سلام على النحرير و الفاضل ترقى إلى العليا بفخر مفاخر
Keselamatan bagi orang yang mahir nan utama, yang meningkat derajatnya dengan segala kebanggaan
عظيم التقى و الزهد للخلق معقل لإذا ناب خطب مؤلم للعاشر
Seorang yang berderajat tinggi dalam ketakwaan, kezuhudan, benteng bagi masyarakat ketika dilanda hal yang menyakitkan
يقوم مقاما لم يقم فيه غيره هو الشيخ عبد الله نجل لباقر
Mencapai derajat yang belum pernah dicapai orang lain, beliaulah Syekh Abdullah ayah Baqir
سلالة العلوي الهمام الذي سما سماء المعالي ما له من مناظر
Beliau keturunan Sayyidina Ali yang telah mencapai ketinggian tak tertandingi
Keluarga Abdullah Ba Alawi
Ali Abdullah Ba Alawi adalah julukan bagi keluarga Bani Alawi keturunan Syekh Abdullah Ba Alawi.

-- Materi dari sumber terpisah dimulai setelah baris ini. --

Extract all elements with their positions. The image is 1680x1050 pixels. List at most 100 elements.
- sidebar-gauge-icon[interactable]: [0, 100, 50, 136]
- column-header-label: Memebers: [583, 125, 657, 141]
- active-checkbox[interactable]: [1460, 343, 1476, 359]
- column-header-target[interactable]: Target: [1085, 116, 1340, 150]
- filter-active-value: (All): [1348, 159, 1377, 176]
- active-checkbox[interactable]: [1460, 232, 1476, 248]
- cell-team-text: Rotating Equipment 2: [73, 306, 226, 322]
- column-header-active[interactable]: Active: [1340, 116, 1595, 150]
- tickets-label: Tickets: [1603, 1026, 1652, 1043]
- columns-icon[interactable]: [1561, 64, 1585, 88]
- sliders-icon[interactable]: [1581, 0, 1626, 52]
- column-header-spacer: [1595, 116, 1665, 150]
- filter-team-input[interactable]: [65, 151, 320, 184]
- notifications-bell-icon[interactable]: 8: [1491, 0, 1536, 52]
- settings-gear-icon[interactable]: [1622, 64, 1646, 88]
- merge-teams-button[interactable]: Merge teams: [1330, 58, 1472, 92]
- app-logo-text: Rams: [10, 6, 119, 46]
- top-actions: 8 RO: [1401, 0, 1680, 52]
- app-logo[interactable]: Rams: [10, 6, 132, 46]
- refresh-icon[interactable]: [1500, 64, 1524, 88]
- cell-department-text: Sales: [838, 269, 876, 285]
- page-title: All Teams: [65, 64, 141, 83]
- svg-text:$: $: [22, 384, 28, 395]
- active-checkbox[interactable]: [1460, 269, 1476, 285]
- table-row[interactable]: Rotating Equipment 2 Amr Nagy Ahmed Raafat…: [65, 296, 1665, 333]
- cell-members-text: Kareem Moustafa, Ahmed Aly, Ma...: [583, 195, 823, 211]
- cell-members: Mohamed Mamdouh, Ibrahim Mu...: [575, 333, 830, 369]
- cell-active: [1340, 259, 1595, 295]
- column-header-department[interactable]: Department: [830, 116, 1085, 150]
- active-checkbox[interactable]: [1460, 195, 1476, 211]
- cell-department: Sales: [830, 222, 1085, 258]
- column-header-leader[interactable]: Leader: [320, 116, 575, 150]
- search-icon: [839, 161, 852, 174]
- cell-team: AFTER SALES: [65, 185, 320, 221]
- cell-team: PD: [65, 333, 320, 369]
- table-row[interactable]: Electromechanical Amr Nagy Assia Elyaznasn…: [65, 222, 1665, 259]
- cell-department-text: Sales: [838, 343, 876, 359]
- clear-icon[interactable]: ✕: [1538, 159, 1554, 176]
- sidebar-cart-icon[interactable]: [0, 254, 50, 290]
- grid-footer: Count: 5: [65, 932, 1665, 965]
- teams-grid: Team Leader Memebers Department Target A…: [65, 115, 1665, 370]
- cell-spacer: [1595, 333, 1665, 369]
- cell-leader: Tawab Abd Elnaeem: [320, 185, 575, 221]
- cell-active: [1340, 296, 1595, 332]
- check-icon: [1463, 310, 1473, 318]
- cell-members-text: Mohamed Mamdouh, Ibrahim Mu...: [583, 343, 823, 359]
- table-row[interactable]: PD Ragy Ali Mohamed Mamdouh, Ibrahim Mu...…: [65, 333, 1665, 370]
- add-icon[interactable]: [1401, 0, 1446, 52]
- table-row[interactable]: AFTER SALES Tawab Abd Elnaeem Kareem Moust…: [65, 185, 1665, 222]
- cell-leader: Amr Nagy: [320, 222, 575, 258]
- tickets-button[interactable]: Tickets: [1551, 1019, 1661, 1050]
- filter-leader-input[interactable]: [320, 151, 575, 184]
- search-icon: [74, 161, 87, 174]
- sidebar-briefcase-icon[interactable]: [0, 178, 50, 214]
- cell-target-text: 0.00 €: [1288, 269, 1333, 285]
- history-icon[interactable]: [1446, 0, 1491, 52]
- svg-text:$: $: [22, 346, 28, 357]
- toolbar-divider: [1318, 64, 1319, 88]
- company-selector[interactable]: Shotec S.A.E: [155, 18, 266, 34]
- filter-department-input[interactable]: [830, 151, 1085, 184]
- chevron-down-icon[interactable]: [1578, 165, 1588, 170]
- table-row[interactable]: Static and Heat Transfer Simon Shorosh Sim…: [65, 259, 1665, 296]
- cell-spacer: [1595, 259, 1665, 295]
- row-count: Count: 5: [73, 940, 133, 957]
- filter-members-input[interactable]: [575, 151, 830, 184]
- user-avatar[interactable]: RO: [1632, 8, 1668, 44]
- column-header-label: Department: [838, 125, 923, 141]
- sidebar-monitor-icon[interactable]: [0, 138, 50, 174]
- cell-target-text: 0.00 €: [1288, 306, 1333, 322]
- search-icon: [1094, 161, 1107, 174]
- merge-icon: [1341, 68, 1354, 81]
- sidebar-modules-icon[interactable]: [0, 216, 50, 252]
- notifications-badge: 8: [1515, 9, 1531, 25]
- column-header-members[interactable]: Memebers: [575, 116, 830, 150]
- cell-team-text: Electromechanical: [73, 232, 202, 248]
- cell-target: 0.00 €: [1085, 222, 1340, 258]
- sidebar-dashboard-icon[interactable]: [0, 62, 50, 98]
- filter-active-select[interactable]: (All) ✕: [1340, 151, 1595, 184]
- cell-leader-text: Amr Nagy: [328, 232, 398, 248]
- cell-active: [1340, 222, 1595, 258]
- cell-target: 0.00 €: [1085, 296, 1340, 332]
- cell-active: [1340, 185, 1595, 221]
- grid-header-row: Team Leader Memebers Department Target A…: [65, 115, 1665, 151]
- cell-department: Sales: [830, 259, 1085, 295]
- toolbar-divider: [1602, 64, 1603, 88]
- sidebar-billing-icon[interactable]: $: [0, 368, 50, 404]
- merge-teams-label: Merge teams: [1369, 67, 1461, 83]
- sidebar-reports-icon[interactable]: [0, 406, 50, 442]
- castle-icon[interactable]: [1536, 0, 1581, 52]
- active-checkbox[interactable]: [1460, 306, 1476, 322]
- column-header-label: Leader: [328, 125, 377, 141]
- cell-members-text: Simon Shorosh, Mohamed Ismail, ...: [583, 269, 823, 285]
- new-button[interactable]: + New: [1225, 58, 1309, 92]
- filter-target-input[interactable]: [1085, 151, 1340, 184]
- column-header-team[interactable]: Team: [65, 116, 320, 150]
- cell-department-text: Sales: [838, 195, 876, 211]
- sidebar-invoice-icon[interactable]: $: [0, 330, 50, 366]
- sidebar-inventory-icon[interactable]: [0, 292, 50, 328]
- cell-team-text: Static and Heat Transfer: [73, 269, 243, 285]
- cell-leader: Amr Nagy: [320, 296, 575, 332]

Nasab keluarga ini benar-benar dijaga silsilahnya dengan cara dicatat dan dibukukan. Di antara buku ini, yang terakhir kali di-tahqiq dan ditertibkan adalah buku Syamsu al Dhahirah, di-tahqiq oleh Sayyid Muhammad Dhiya Syihab.

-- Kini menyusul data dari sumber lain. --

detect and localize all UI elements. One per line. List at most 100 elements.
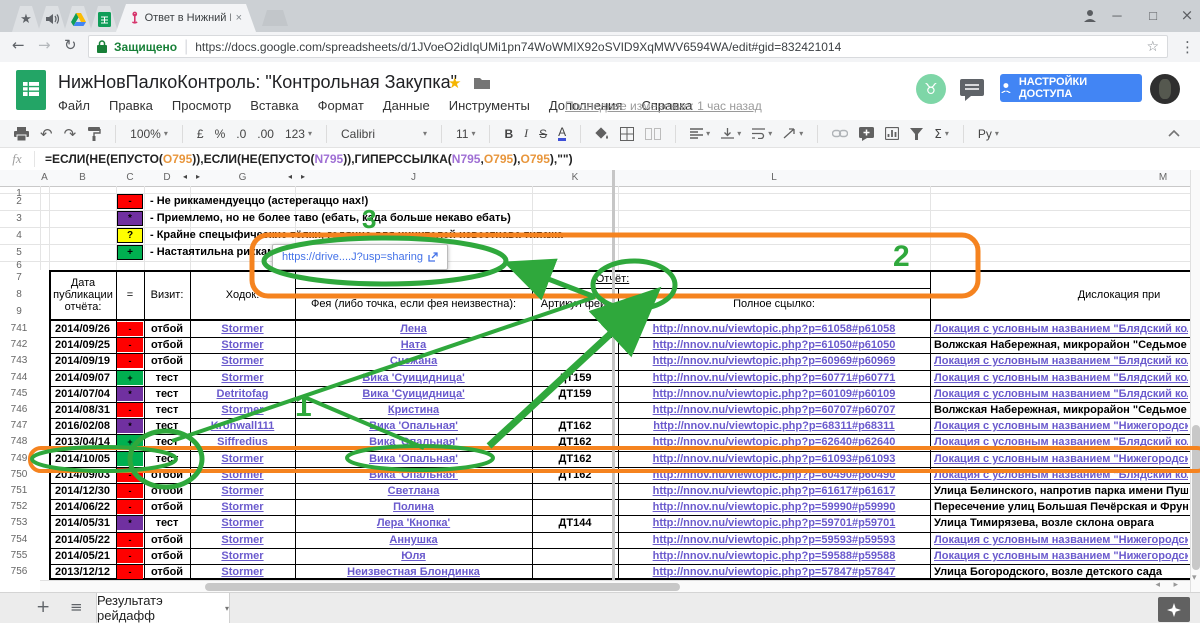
cell-fairy[interactable]: Аннушка	[296, 534, 531, 547]
cell-sku[interactable]	[533, 485, 617, 498]
cell-walker[interactable]: Stormer	[191, 355, 294, 368]
hscroll-left-icon[interactable]: ◂	[1155, 580, 1160, 590]
cell-walker[interactable]: Stormer	[191, 517, 294, 530]
cell-status[interactable]: -	[117, 484, 143, 498]
cell-visit[interactable]: тест	[145, 517, 189, 530]
cell-location[interactable]: Пересечение улиц Большая Печёрская и Фру…	[934, 501, 1188, 514]
cell-date[interactable]: 2014/07/04	[50, 388, 115, 401]
horizontal-align-button[interactable]: ▾	[690, 128, 710, 139]
cell-date[interactable]: 2014/09/03	[50, 469, 115, 482]
cell-visit[interactable]: отбой	[145, 355, 189, 368]
cell-visit[interactable]: тест	[145, 372, 189, 385]
cell-fairy[interactable]: Ната	[296, 339, 531, 352]
cell-status[interactable]: -	[117, 500, 143, 514]
redo-icon[interactable]: ↷	[64, 125, 77, 143]
cell-walker[interactable]: Stormer	[191, 534, 294, 547]
cell-fairy[interactable]: Вика 'Опальная'	[296, 453, 531, 466]
cell-location[interactable]: Локация с условным названием "Нижегородс…	[934, 550, 1188, 563]
cell-date[interactable]: 2014/08/31	[50, 404, 115, 417]
pinned-tab-audio[interactable]	[38, 6, 66, 32]
cell-visit[interactable]: отбой	[145, 485, 189, 498]
row-header-7[interactable]: 7	[0, 271, 38, 285]
cell-sku[interactable]: ДТ144	[533, 517, 617, 530]
header-date[interactable]: Дата публикации отчёта:	[52, 270, 114, 319]
cell-url[interactable]: http://nnov.nu/viewtopic.php?p=61617#p61…	[619, 485, 929, 498]
fill-color-icon[interactable]	[595, 127, 609, 141]
cell-walker[interactable]: Siffredius	[191, 436, 294, 449]
cell-visit[interactable]: тест	[145, 404, 189, 417]
row-header-753[interactable]: 753	[0, 516, 38, 530]
cell-visit[interactable]: тест	[145, 388, 189, 401]
pinned-tab-bookmarks[interactable]: ★	[12, 6, 40, 32]
cell-date[interactable]: 2014/10/05	[50, 453, 115, 466]
new-tab-button[interactable]	[262, 10, 288, 26]
cell-url[interactable]: http://nnov.nu/viewtopic.php?p=60771#p60…	[619, 372, 929, 385]
last-edit-link[interactable]: Последнее изменение: 1 час назад	[565, 99, 762, 113]
cell-visit[interactable]: отбой	[145, 534, 189, 547]
more-formats-button[interactable]: 123▾	[285, 127, 312, 141]
address-bar[interactable]: Защищено | https://docs.google.com/sprea…	[88, 35, 1168, 58]
window-close-button[interactable]: ×	[1172, 2, 1200, 28]
add-sheet-icon[interactable]: +	[36, 597, 50, 617]
cell-fairy[interactable]: Светлана	[296, 485, 531, 498]
header-fairy[interactable]: Фея (либо точка, если фея неизвестна):	[296, 288, 531, 320]
column-header-B[interactable]: B	[49, 170, 117, 187]
cell-date[interactable]: 2014/05/21	[50, 550, 115, 563]
insert-comment-icon[interactable]	[859, 127, 874, 141]
row-header-4[interactable]: 4	[0, 229, 38, 243]
header-walker[interactable]: Ходок:	[191, 270, 294, 319]
paint-format-icon[interactable]	[87, 127, 101, 141]
tab-close-icon[interactable]: ×	[236, 12, 242, 24]
cell-status[interactable]: +	[117, 452, 143, 466]
filter-icon[interactable]	[910, 128, 923, 140]
cell-walker[interactable]: Stormer	[191, 404, 294, 417]
back-icon[interactable]: ←	[12, 36, 25, 54]
format-currency-button[interactable]: £	[197, 127, 204, 141]
decrease-decimals-button[interactable]: .0	[236, 127, 246, 141]
cell-status[interactable]: *	[117, 419, 143, 433]
header-link[interactable]: Полное сцылко:	[619, 288, 929, 320]
cell-status[interactable]: *	[117, 387, 143, 401]
cell-location[interactable]: Улица Белинского, напротив парка имени П…	[934, 485, 1188, 498]
formula-text[interactable]: =ЕСЛИ(НЕ(ЕПУСТО(O795)),ЕСЛИ(НЕ(ЕПУСТО(N7…	[35, 152, 573, 166]
cell-sku[interactable]	[533, 501, 617, 514]
cell-location[interactable]: Волжская Набережная, микрорайон "Седьмое…	[934, 404, 1188, 417]
insert-link-icon[interactable]	[832, 129, 848, 138]
cell-visit[interactable]: отбой	[145, 339, 189, 352]
vscroll-down-icon[interactable]: ▾	[1192, 573, 1197, 583]
menu-Просмотр[interactable]: Просмотр	[172, 98, 231, 113]
zoom-select[interactable]: 100%▾	[130, 127, 168, 141]
cell-status[interactable]: -	[117, 354, 143, 368]
all-sheets-icon[interactable]: ≡	[70, 598, 83, 616]
cell-walker[interactable]: Stormer	[191, 372, 294, 385]
cell-url[interactable]: http://nnov.nu/viewtopic.php?p=57847#p57…	[619, 566, 929, 579]
cell-location[interactable]: Локация с условным названием "Блядский к…	[934, 436, 1188, 449]
cell-status[interactable]: -	[117, 338, 143, 352]
undo-icon[interactable]: ↶	[40, 125, 53, 143]
user-avatar[interactable]	[1150, 74, 1180, 104]
window-minimize-button[interactable]: ─	[1102, 2, 1132, 28]
cell-visit[interactable]: отбой	[145, 501, 189, 514]
cell-date[interactable]: 2016/02/08	[50, 420, 115, 433]
tooltip-link[interactable]: https://drive....J?usp=sharing	[282, 251, 423, 263]
hscroll-right-icon[interactable]: ▸	[1173, 580, 1178, 590]
vscroll-thumb[interactable]	[1192, 425, 1200, 570]
row-header-746[interactable]: 746	[0, 403, 38, 417]
row-header-756[interactable]: 756	[0, 565, 38, 579]
cell-fairy[interactable]: Снежана	[296, 355, 531, 368]
header-sku[interactable]: Артикул феи:	[533, 288, 617, 320]
cell-walker[interactable]: Stormer	[191, 550, 294, 563]
vertical-scrollbar[interactable]: ▾	[1190, 170, 1200, 592]
cell-status[interactable]: -	[117, 565, 143, 579]
menu-Вставка[interactable]: Вставка	[250, 98, 298, 113]
cell-sku[interactable]: ДТ162	[533, 453, 617, 466]
cell-walker[interactable]: Detritofag	[191, 388, 294, 401]
cell-visit[interactable]: отбой	[145, 323, 189, 336]
cell-location[interactable]: Улица Богородского, возле детского сада	[934, 566, 1188, 579]
increase-decimals-button[interactable]: .00	[257, 127, 274, 141]
bold-button[interactable]: B	[504, 127, 513, 141]
cell-url[interactable]: http://nnov.nu/viewtopic.php?p=60969#p60…	[619, 355, 929, 368]
cell-walker[interactable]: Stormer	[191, 485, 294, 498]
comment-icon[interactable]	[960, 79, 984, 101]
cell-visit[interactable]: отбой	[145, 469, 189, 482]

Dari buku di atas, kita banyak mengetahui data tentang Ali Abdullah Ba Alawi. Silsilah Keluarga Ali Abdullah Ba Alawi.
Penulis Syamsu Al Dhahirah mengatakan, Syekh Abdullah Ba Alawi memiliki tiga putra:
Pertama, Ahmad. Ia berputra satu, yaitu Imam Muhammad Jamalullail yang meninggal tahun 787. Imam Muhammad berputra satu, yaitu Abdullah yang juga berputra satu, Ahmad. Silisalah (rangkaian) nasab tersebut habis sampai di sini.
Kedua, Ali bin Abdullah yang meninggal di Tarim 784. Ia memiliki empat putra yaitu Muhammad al Qarandali, Ahmad, Abdul Rahman. Nasab ketiga putranya ini juga habis di sini. Putra keempat adalah Abdullah. Ia berputra dua: Ahmad dan nasabnya telah habis. Yang kedua adalah Alawi yang terkenal dengan nama ‘al Syaibah’. Ia memiliki enam putra empat. Di antara mereka berketurunan terus dan yang dua nasabnya telah habis. Dari empat orang tadi, keturunan Ali Abdullah Ba Alawi bercabang sebagai berikut:
1. Keluarga al Syaibah. Nasab mereka kembali ke Umar bin Alawi bin Ali bin Abdullah Ba Alawi.
2. Keluarga Al Masilah, di daerah pesisir. Nasab mereka kembali pada Muhammad bin Alawi bin Ali bin Abdullah Ba Alawi
3. Keluarga Ba Ruum di Do’an, negri air, Hijaz, India dan lain-lain. Nasab keluarga ini kembali pada Muhammad bin Alawi bin Ali bin Abdullah Ba Alawi.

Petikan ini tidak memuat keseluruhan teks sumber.